Mainstream Mennonites tend to be doers. We have been taught to work hard and take satisfaction from getting things done, whether that is fixing up houses through Mennonite Disaster Service or sending relief kits and food aid through Mennonite Central Committee (MCC) to places where people are destitute. We like to feel that our hard work is getting results.
In the second half of the 20th century, Mennonites developed a number of institutions and programs to spread the gospel and to respond to human need. By the 1950s and ’60s, there was growing prosperity in Mennonite communities and a sense of urgency to reach out to a hurting world. Like other Canadians, we felt optimistic that we could successfully make a difference. Robust Mennonite mission boards established new congregations in new communities, some in cities, others in more remote places.
As Esther Epp-Tiessen describes in her book Mennonite Central Committee in Canada: A History, MCC also began a variety of new programs during these years. Among these new programs were services such as the Ailsa Craig Boys Farm, a foster home for troubled teenage boys in Ontario. Epp-Tiessen writes that it was a “brash and naïve experiment,” but the Mennonites “loved it and supported it enthusiastically through the 1950s and 1960s.”
Another 1950s MCC program sent teachers and nurses to Newfoundland as voluntary service workers. Voluntary service was widely supported, as young Mennonites travelled to new places in North America and around the world, responding to the needs of disadvantaged people. These were exciting years, as programs of the church and MCC did good works. There was a “can do” attitude.
Today, we have a harder time feeling so enthusiastic. We have discovered that the world is very complex and we’re no longer so confident that all this work makes a significant difference. Ongoing social problems continue in spite of all the time and energy we’ve poured into improving situations. We have lost some of our passion and we struggle to know which programs to keep and which are not worth the effort.
In this issue’s main feature on page 4, senior writer Will Braun examines what has been happening with the relationship between Mennonites and Canada’s Indigenous Peoples over the past 40 years. He points out that there are fewer Mennonites living with and working with indigenous people than there were in previous decades. He wonders about the ongoing commitment of Mennonites to indigenous relations.
Like other Christian denominations, Mennonites worked to establish indigenous churches in the mid-20th century. The assumption was that the Christian gospel message, along with a proper education, would improve the lives of indigenous people. The missionaries who lived in first nation communities were eager to bring hope and prosperity, but today, as major social issues linger, we wonder if the benefits outweigh the challenges.

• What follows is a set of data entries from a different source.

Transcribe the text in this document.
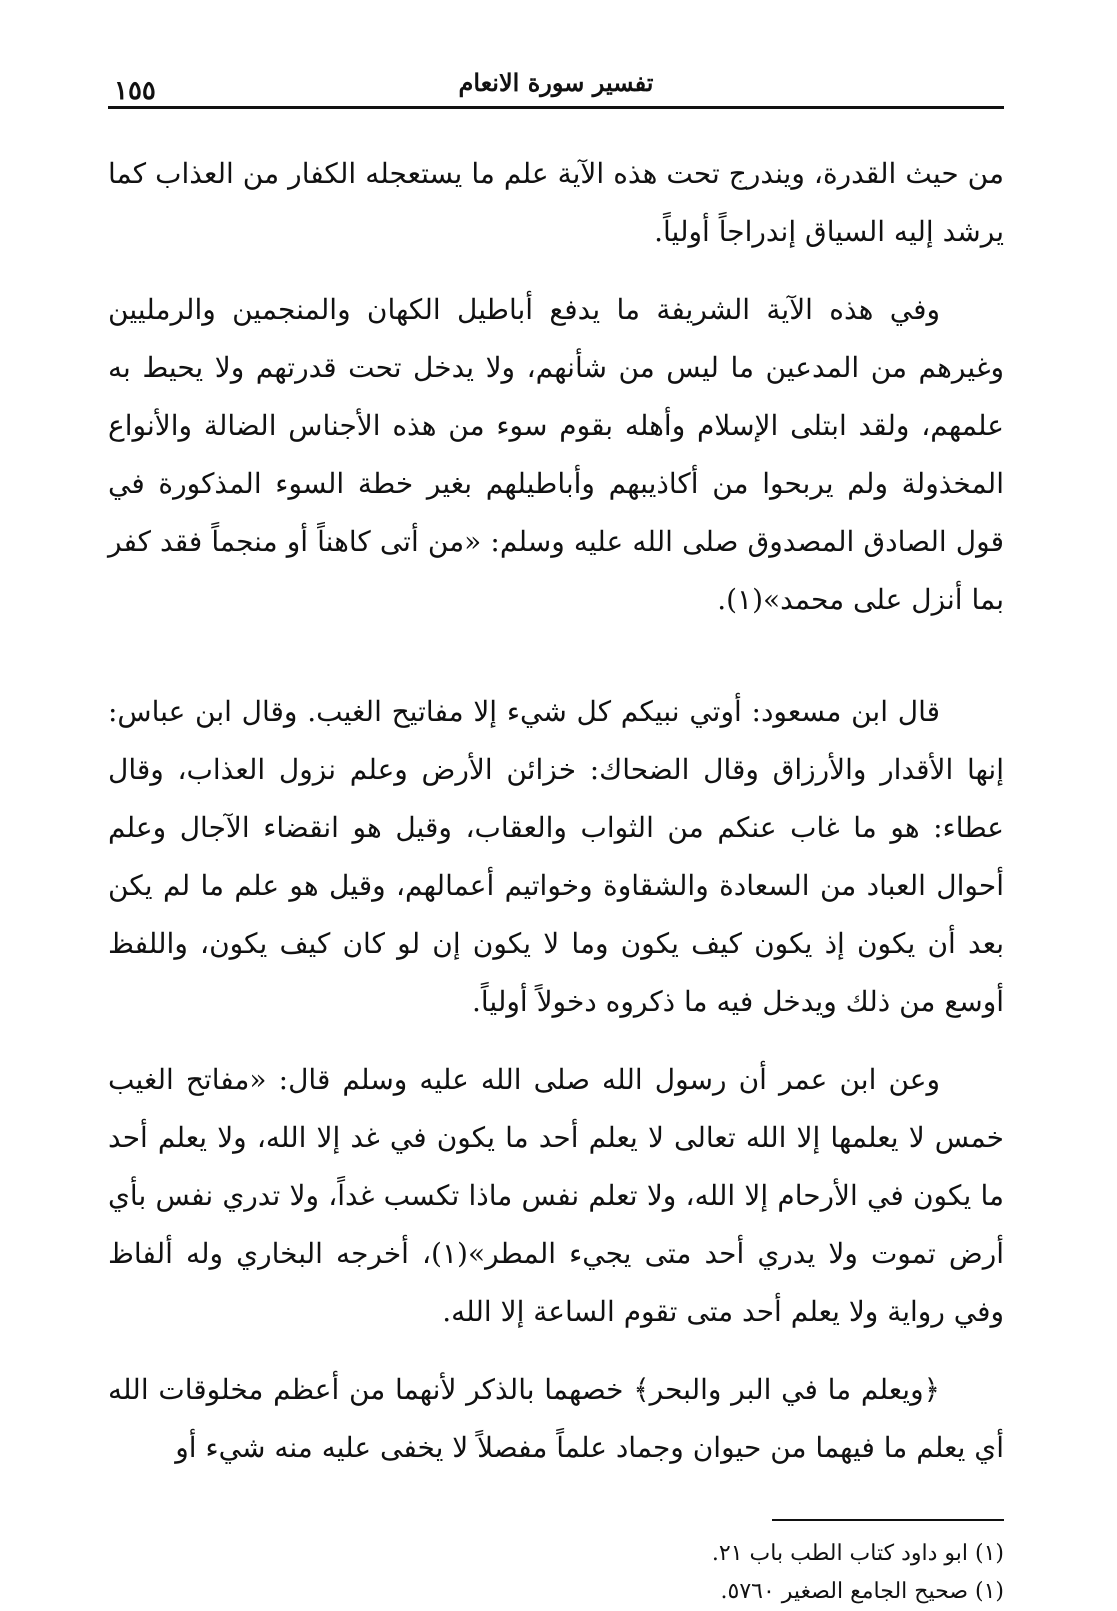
تفسير سورة الانعام
١٥٥

من حيث القدرة، ويندرج تحت هذه الآية علم ما يستعجله الكفار من العذاب كما يرشد إليه السياق إندراجاً أولياً.

وفي هذه الآية الشريفة ما يدفع أباطيل الكهان والمنجمين والرمليين وغيرهم من المدعين ما ليس من شأنهم، ولا يدخل تحت قدرتهم ولا يحيط به علمهم، ولقد ابتلى الإسلام وأهله بقوم سوء من هذه الأجناس الضالة والأنواع المخذولة ولم يربحوا من أكاذيبهم وأباطيلهم بغير خطة السوء المذكورة في قول الصادق المصدوق صلى الله عليه وسلم: «من أتى كاهناً أو منجماً فقد كفر بما أنزل على محمد»(١).

قال ابن مسعود: أوتي نبيكم كل شيء إلا مفاتيح الغيب. وقال ابن عباس: إنها الأقدار والأرزاق وقال الضحاك: خزائن الأرض وعلم نزول العذاب، وقال عطاء: هو ما غاب عنكم من الثواب والعقاب، وقيل هو انقضاء الآجال وعلم أحوال العباد من السعادة والشقاوة وخواتيم أعمالهم، وقيل هو علم ما لم يكن بعد أن يكون إذ يكون كيف يكون وما لا يكون إن لو كان كيف يكون، واللفظ أوسع من ذلك ويدخل فيه ما ذكروه دخولاً أولياً.

وعن ابن عمر أن رسول الله صلى الله عليه وسلم قال: «مفاتح الغيب خمس لا يعلمها إلا الله تعالى لا يعلم أحد ما يكون في غد إلا الله، ولا يعلم أحد ما يكون في الأرحام إلا الله، ولا تعلم نفس ماذا تكسب غداً، ولا تدري نفس بأي أرض تموت ولا يدري أحد متى يجيء المطر»(١)، أخرجه البخاري وله ألفاظ وفي رواية ولا يعلم أحد متى تقوم الساعة إلا الله.

﴿ويعلم ما في البر والبحر﴾ خصهما بالذكر لأنهما من أعظم مخلوقات الله أي يعلم ما فيهما من حيوان وجماد علماً مفصلاً لا يخفى عليه منه شيء أو

(١) ابو داود كتاب الطب باب ٢١.
(١) صحيح الجامع الصغير ٥٧٦٠.
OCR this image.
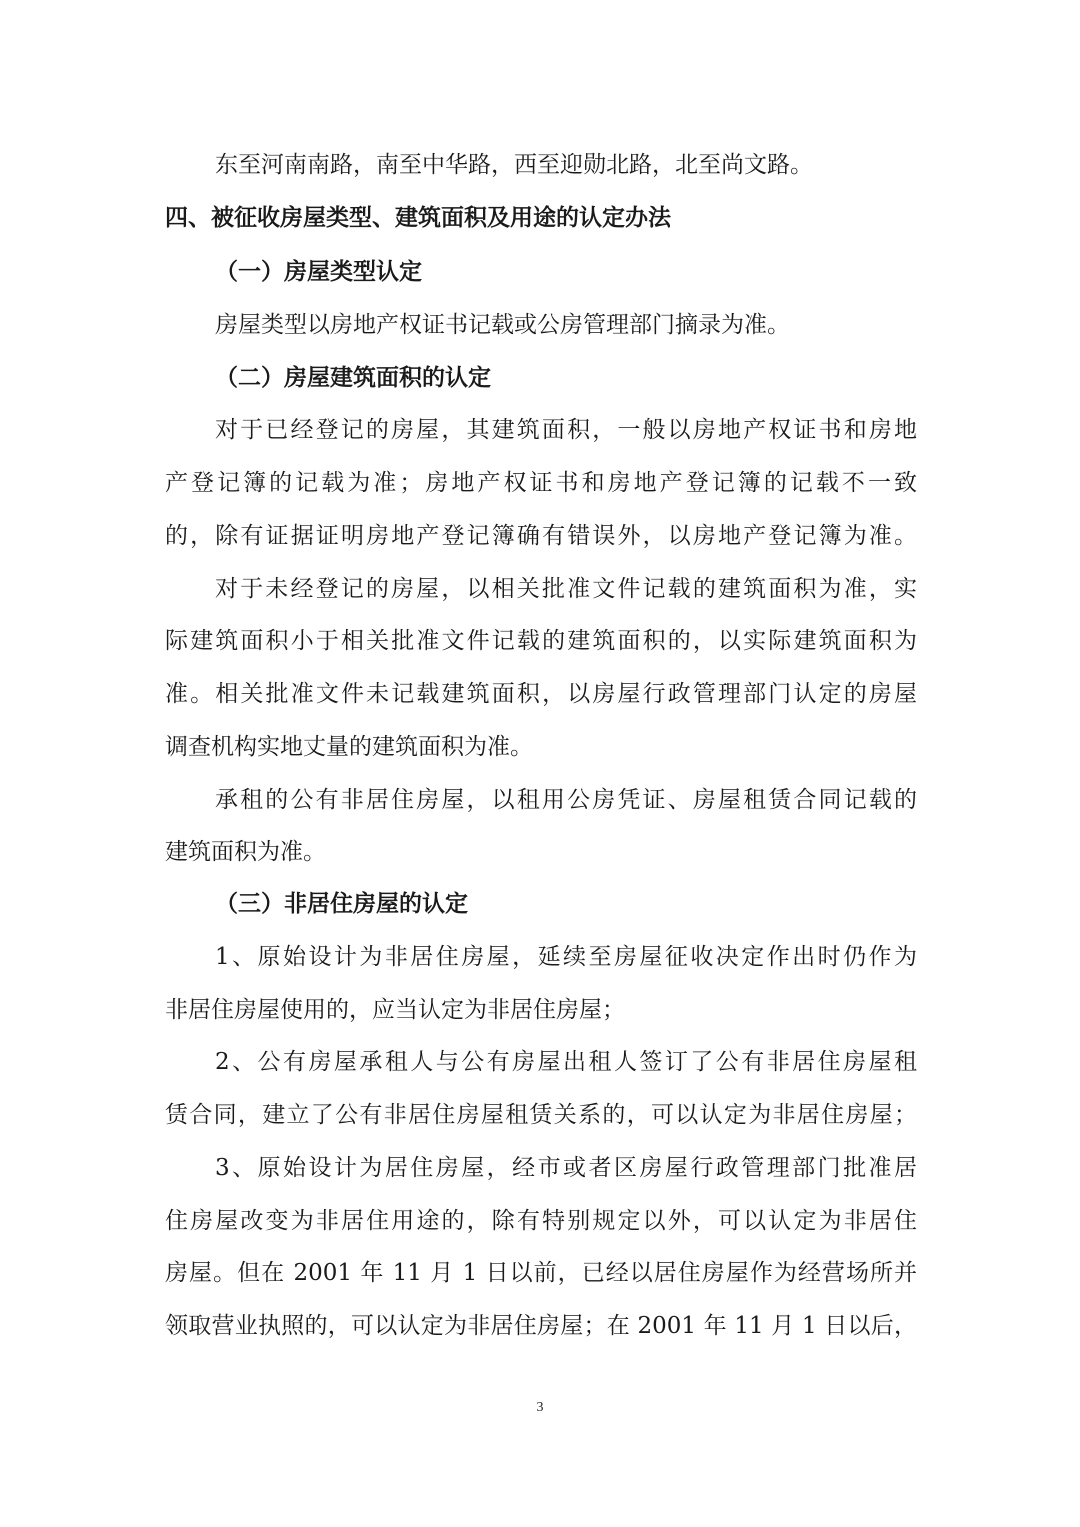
东至河南南路，南至中华路，西至迎勋北路，北至尚文路。
四、被征收房屋类型、建筑面积及用途的认定办法
（一）房屋类型认定
房屋类型以房地产权证书记载或公房管理部门摘录为准。
（二）房屋建筑面积的认定
对于已经登记的房屋，其建筑面积，一般以房地产权证书和房地
产登记簿的记载为准；房地产权证书和房地产登记簿的记载不一致
的，除有证据证明房地产登记簿确有错误外，以房地产登记簿为准。
对于未经登记的房屋，以相关批准文件记载的建筑面积为准，实
际建筑面积小于相关批准文件记载的建筑面积的，以实际建筑面积为
准。相关批准文件未记载建筑面积，以房屋行政管理部门认定的房屋
调查机构实地丈量的建筑面积为准。
承租的公有非居住房屋，以租用公房凭证、房屋租赁合同记载的
建筑面积为准。
（三）非居住房屋的认定
1、原始设计为非居住房屋，延续至房屋征收决定作出时仍作为
非居住房屋使用的，应当认定为非居住房屋；
2、公有房屋承租人与公有房屋出租人签订了公有非居住房屋租
赁合同，建立了公有非居住房屋租赁关系的，可以认定为非居住房屋；
3、原始设计为居住房屋，经市或者区房屋行政管理部门批准居
住房屋改变为非居住用途的，除有特别规定以外，可以认定为非居住
房屋。但在 2001 年 11 月 1 日以前，已经以居住房屋作为经营场所并
领取营业执照的，可以认定为非居住房屋；在 2001 年 11 月 1 日以后，
3
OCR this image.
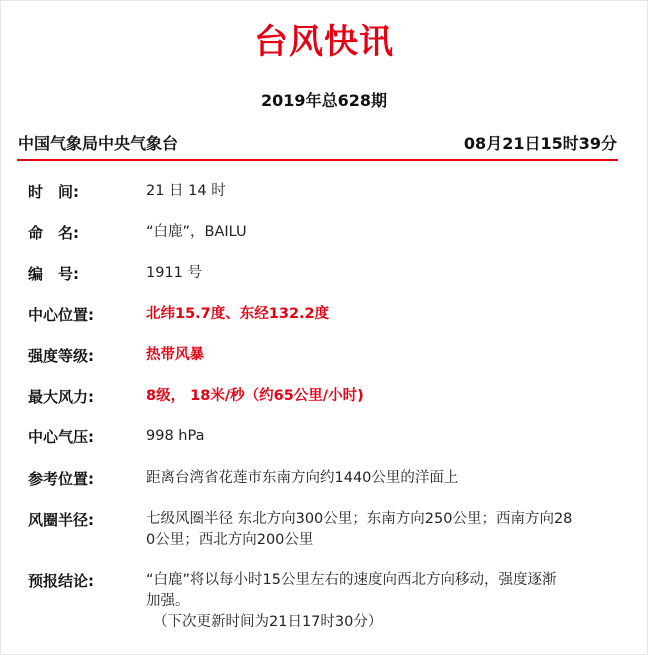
台风快讯
2019年总628期
中国气象局中央气象台	08月21日15时39分
时　间:	21 日 14 时
命　名:	“白鹿”，BAILU
编　号:	1911 号
中心位置:	北纬15.7度、东经132.2度
强度等级:	热带风暴
最大风力:	8级， 18米/秒（约65公里/小时)
中心气压:	998 hPa
参考位置:	距离台湾省花莲市东南方向约1440公里的洋面上
风圈半径:	七级风圈半径 东北方向300公里；东南方向250公里；西南方向28
0公里；西北方向200公里
预报结论:	“白鹿”将以每小时15公里左右的速度向西北方向移动，强度逐渐
加强。
（下次更新时间为21日17时30分）
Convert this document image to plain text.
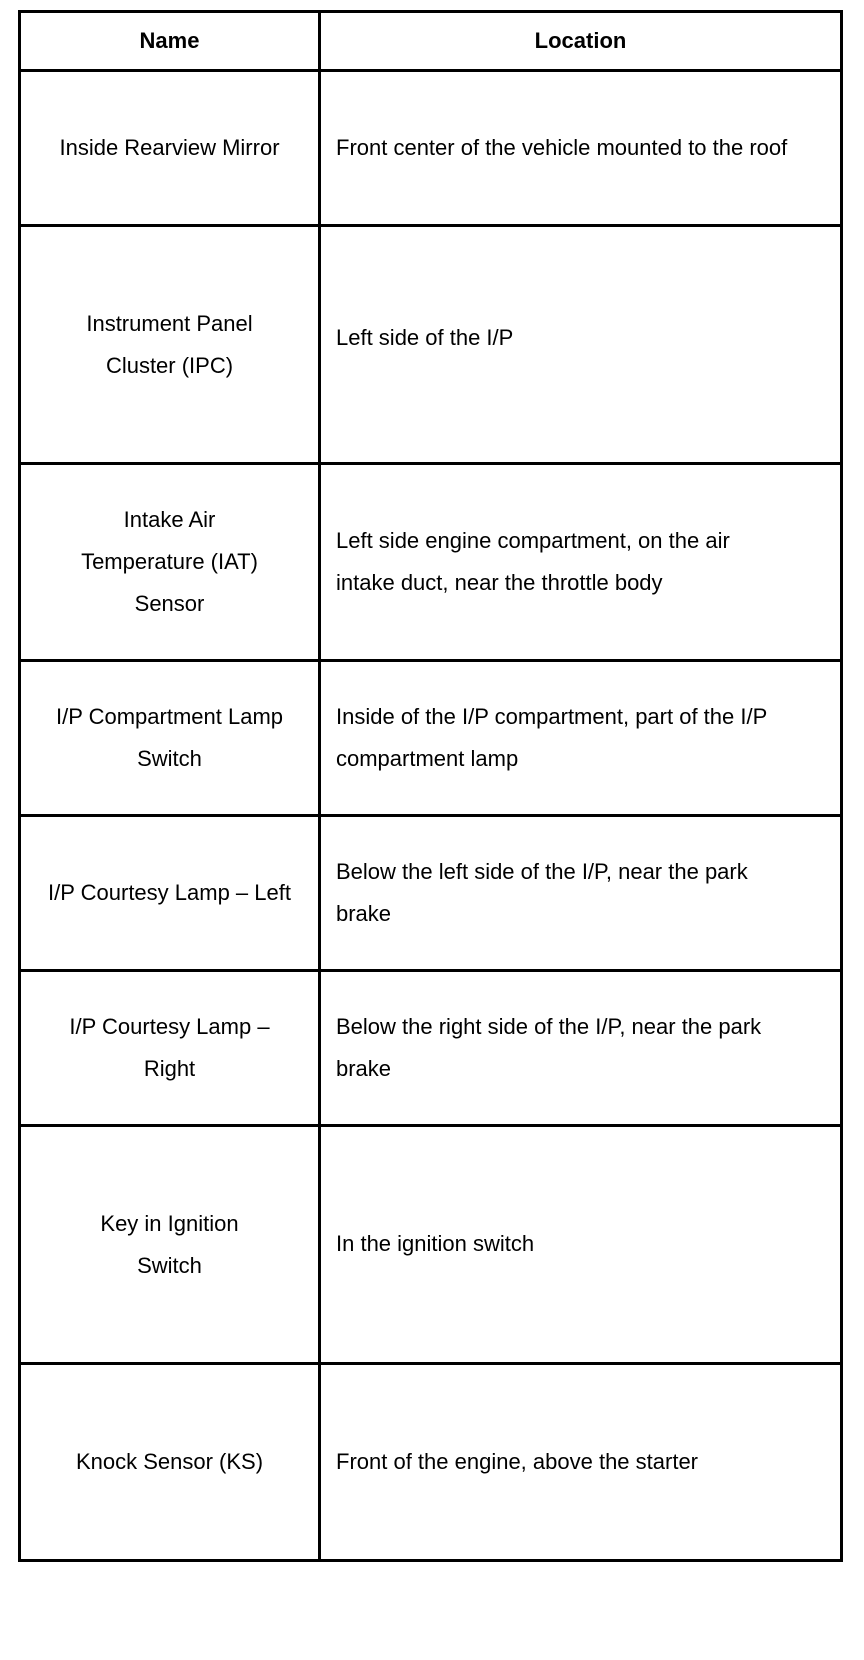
Name	Location
Inside Rearview Mirror	Front center of the vehicle mounted to the roof
Instrument Panel Cluster (IPC)	Left side of the I/P
Intake Air Temperature (IAT) Sensor	Left side engine compartment, on the air intake duct, near the throttle body
I/P Compartment Lamp Switch	Inside of the I/P compartment, part of the I/P compartment lamp
I/P Courtesy Lamp – Left	Below the left side of the I/P, near the park brake
I/P Courtesy Lamp – Right	Below the right side of the I/P, near the park brake
Key in Ignition Switch	In the ignition switch
Knock Sensor (KS)	Front of the engine, above the starter
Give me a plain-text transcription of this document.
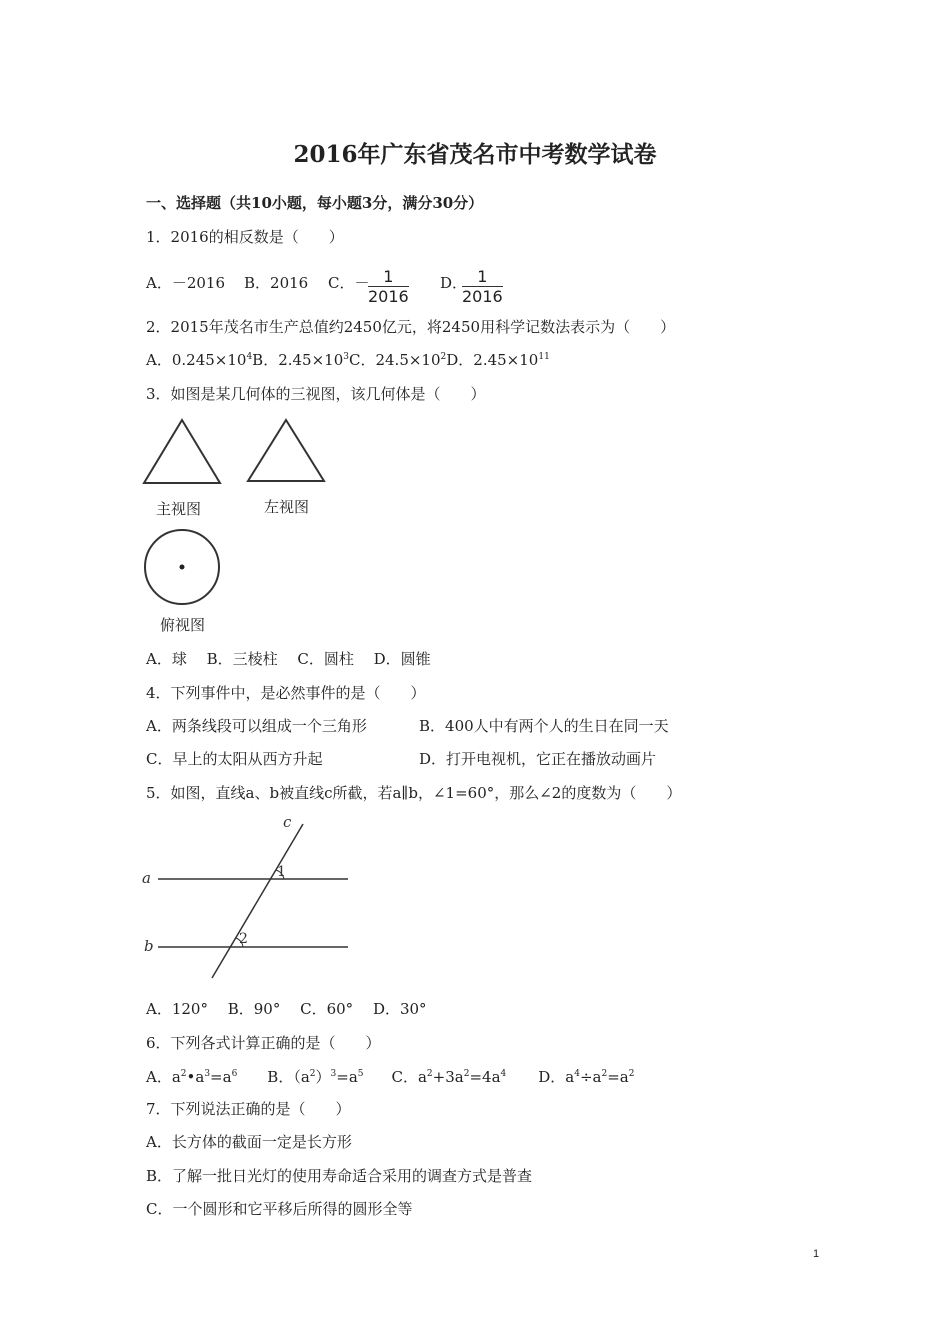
2016年广东省茂名市中考数学试卷
一、选择题（共10小题，每小题3分，满分30分）
1．2016的相反数是（　　）
A．－2016 B．2016 C．－
$\frac{1}{2016}$ D．
$\frac{1}{2016}$
2．2015年茂名市生产总值约2450亿元，将2450用科学记数法表示为（　　）
A．$0.245\times 10^4B$．$2.45\times 10^3C$．$24.5\times 10^2D$．$2.45\times 10^{11}$
3．如图是某几何体的三视图，该几何体是（　　）
主视图	左视图
俯视图
A．球　 B．三棱柱　 C．圆柱　 D．圆锥
4．下列事件中，是必然事件的是（　　）
A．两条线段可以组成一个三角形	B．400人中有两个人的生日在同一天
C．早上的太阳从西方升起	D．打开电视机，它正在播放动画片
5．如图，直线a、b被直线c所截，若a∥b，∠1=60°，那么∠2的度数为（　　）
a
b
c
1
2
A．120°　 B．90°　 C．60°　 D．30°
6．下列各式计算正确的是（　　）
A．$a^2•a^3=a^6$ B．$(a^2)^3=a^5$ C．$a^2+3a^2=4a^4$ D．$a^4\div a^2=a^2$
7．下列说法正确的是（　　）
A．长方体的截面一定是长方形
B．了解一批日光灯的使用寿命适合采用的调查方式是普查
C．一个圆形和它平移后所得的圆形全等
1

Braun calls Menno Wiebe the granddaddy of MCC Canada’s Aboriginal Neighbours program. Under Wiebe’s leadership in the 1970s, MCC Canada was able to shift its priorities and take a gentle listening stance, rather than a program-based one. There is something of a chasm between traditional Mennonite culture and the culture of indigenous people, and Wiebe believed that it was important to bridge that gap, rather than trying to persuade indigenous people to adopt a Mennonite view of the world.
And so we struggle with the Mennonite-Indigenous relationship. It takes a great deal of patience to bridge the cultural divide between these two cultures. At the same time, we see that indigenous people face problems that are so pervasive and systemic that we want to do something, but we don’t know how to respond. Simply listening and being a presence doesn’t feel very effective. As our area churches, mission boards and MCC face financial challenges, common sense tells us to cut away those programs that seem to be unproductive. But other voices say that tying funding to measurable short-term goals is short-sighted.
So where do we go from here? Should we listen to the practical voices among us and only do the work that brings results that we can see? Or should we spend time listening to another culture, affirming its spirituality and bringing practical solutions only when we are asked? In today’s world, what does it mean to act with justice, to love mercy and to walk humbly with our God (Micah 6:8)?